ACMEv2 protocol officially became IETF Standard (RFC 8555)

On March 11th, Let’s Encrypt announced on the official website that the ACME has officially become the IETF standard (RFC 8555).

The Automatic Certificate Management Environment (ACME) protocol is a communications protocol for automating interactions between certificate authorities and their users’ web servers, allowing the automated deployment of public key infrastructure at very low cost. It was designed by the Internet Security Research Group (ISRG) for their Let’s Encrypt service.

The protocol, based on passing JSON-formatted messages over HTTPS, has been published as an Internet Draft by its own chartered IETF working group.

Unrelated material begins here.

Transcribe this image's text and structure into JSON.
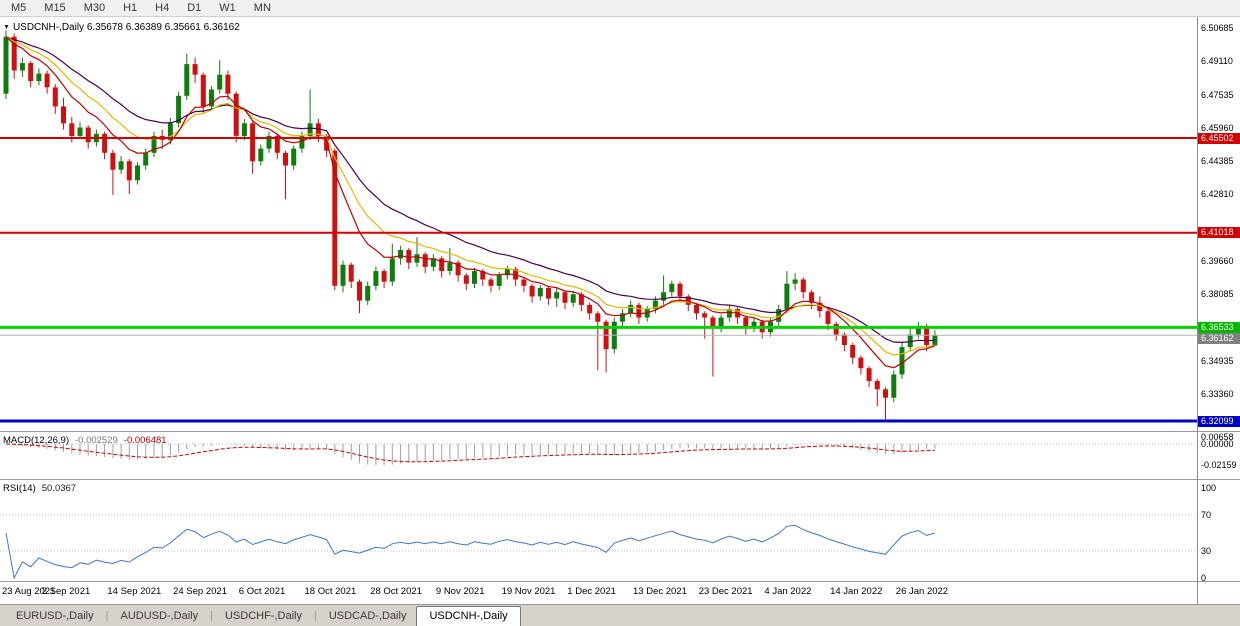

IETF ACME Working Group [Public domain], via Wikimedia Commons

Let’s Encrypt said that ACME has always been a standardized protocol for certificate issuance and management, and now the dream is finally realized, which is also meaningful to the industry. Let’s Encrypt wrote,

Having a standardized protocol for certificate issuance and management is important for two reasons. First, it improves the quality of the software ecosystem because developers can focus on developing great software for a single protocol, instead of having many pieces of less well maintained software for bespoke APIs. Second, a standardized protocol makes switching from one CA to another easier by minimizing technical dependency lock-in.

Let’s Encrypt said that ACMEv1 will end of life soon. The plan is below

In November of 2019 we will stop allowing new account registrations through our ACMEv1 API endpoint. Existing accounts will continue to function normally.

In June of 2020 we will stop allowing new domains to validate via ACMEv1.

Starting at the beginning of 2021 we will occasionally disable ACMEv1 issuance and renewal for periods of 24 hours, no more than once per month (OCSP service will not be affected).